The dictionary definition of brave is "ready to face or endure danger or pain". If anything, the global pandemic has shone a light on some of the bravest aspects of humanity. People like Leilani Medel, a 41-year-old mum who travelled to the UK from the Philippines to work as a nurse on the NHS frontline. Last year, Leilani died after contracting Covid-19 while working on a ward with infected patients. At the same time, Leilani's husband contracted Covid, too, and was being treated in intensive care. After Leilani had passed away and because Leilani had no close family in the UK, her daughter Carmina, was taken into local authority care until her father was well enough to look after her.
This desperately sad story is one among countless others that reflect the many personal sacrifices that have been made by key workers who have helped navigate this country through this deadly pandemic. If you want to see "bravery", have a read through this Nursing Standard article, remembering the UK's nurses who have lost their lives to Covid.
Which brings me on to adland's seeming infatuation with the word "brave". The other week I overheard someone in the office saying that the client wanted to see "brave work" from us. I get the ambition for the word "brave" in relation to creative work. But I wonder whether it's a word that is holding the industry back, instead of propelling it forward.
The problem with the word "brave" is that it inherently communicates "risk" and while we work in a creative industry, we remain employed by paying clients. We aren't artists, we're commercial artists and we have to recognise the fact that "risk" is not an attractive word when it comes to business.
When we talk about "brave work", I think we really mean creatively outstanding work. Work that makes everyone who works in this industry feel a pang of jealousy rip through their gut when they see it – "I wish I had made that". Work that makes your in-laws want to talk to you about your job. Work that your mates down the pub want to talk about. Work that has award juries foaming at their mouths.
None of this is "risky". We know that creatively awarded work remains more effective in driving profitable growth for clients than work that isn't. Yet, why do we insist on fetishising this work as some sort of risky decision for a business to make? The mountains of research that people sush as Les Binet and Peter Field have done in this field points to the very opposite of risk.
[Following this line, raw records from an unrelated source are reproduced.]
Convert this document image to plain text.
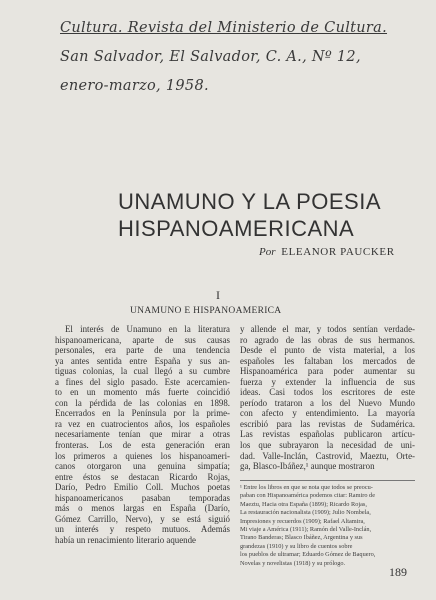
Cultura. Revista del Ministerio de Cultura.
San Salvador, El Salvador, C. A., Nº 12,
enero-marzo, 1958.
UNAMUNO Y LA POESIA
HISPANOAMERICANA
Por ELEANOR PAUCKER
I
UNAMUNO E HISPANOAMERICA
El interés de Unamuno en la literatura
hispanoamericana, aparte de sus causas
personales, era parte de una tendencia
ya antes sentida entre España y sus an-
tiguas colonias, la cual llegó a su cumbre
a fines del siglo pasado. Este acercamien-
to en un momento más fuerte coincidió
con la pérdida de las colonias en 1898.
Encerrados en la Península por la prime-
ra vez en cuatrocientos años, los españoles
necesariamente tenían que mirar a otras
fronteras. Los de esta generación eran
los primeros a quienes los hispanoameri-
canos otorgaron una genuina simpatía;
entre éstos se destacan Ricardo Rojas,
Darío, Pedro Emilio Coll. Muchos poetas
hispanoamericanos pasaban temporadas
más o menos largas en España (Darío,
Gómez Carrillo, Nervo), y se está siguió
un interés y respeto mutuos. Además
había un renacimiento literario aquende
y allende el mar, y todos sentían verdade-
ro agrado de las obras de sus hermanos.
Desde el punto de vista material, a los
españoles les faltaban los mercados de
Hispanoamérica para poder aumentar su
fuerza y extender la influencia de sus
ideas. Casi todos los escritores de este
período trataron a los del Nuevo Mundo
con afecto y entendimiento. La mayoría
escribió para las revistas de Sudamérica.
Las revistas españolas publicaron artícu-
los que subrayaron la necesidad de uni-
dad. Valle-Inclán, Castrovid, Maeztu, Orte-
ga, Blasco-Ibáñez,¹ aunque mostraron
¹ Entre los libros en que se nota que todos se preocu-
paban con Hispanoamérica podemos citar: Ramiro de
Maeztu, Hacia otra España (1899); Ricardo Rojas,
La restauración nacionalista (1909); Julio Nombela,
Impresiones y recuerdos (1909); Rafael Altamira,
Mi viaje a América (1911); Ramón del Valle-Inclán,
Tirano Banderas; Blasco Ibáñez, Argentina y sus
grandezas (1910) y su libro de cuentos sobre
los pueblos de ultramar; Eduardo Gómez de Baquero,
Novelas y novelistas (1918) y su prólogo.
189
In fact, it's the agencies and clients who insist on investing in average who are taking the risk.
Instead of "brave", I think we should change the narrative to "original". Original is far more of an accurate reflection of the work we all want to make and the work our clients deserve. Fresh, different, distinctive and memorable. There's nothing risky about this.
Building a hugely profitable price comparison website through the creation of a talking meerkat named Orlov is bonkers but it's not risky, it's original.
Or when my agency, Engine, brought an aspiring footballer back to life to be played in the Fifa video game series to raise awareness of knife crime among young boys, it was a leap in thinking, but it's not risky, it is original.
Even Balenciaga employing Homer and Marge Simpson to be models for this year's Paris Fashion Week show is one hell of a curveball, but it's not risky. It's original.
And it isn't just we advertising and media types who are looking for "original" creative work. The Journal of Advertising carried out a study to understand what consumers believed to be the signifier of "creativity" when it came to advertising and, guess what, 70% of consumers cite work that is seen as "original" as most creative. Beyond "relevance" and "execution". Shock horror. Real people care as much about work being original as much as our ECDs and CCOs.
So, I'd ask us all to make an effort to ditch the word "brave" when we talk about excellent creative work. It's not helping us as agencies, nor our clients in getting to the work we all want to create. Instead let's bang the drum for "original". Originality in thinking and ideas. And frankly if the last two years of the pandemic has taught us anything, let's reserve the "brave" accolade for those who are more deserving of it. After all – whisper it – it is only advertising.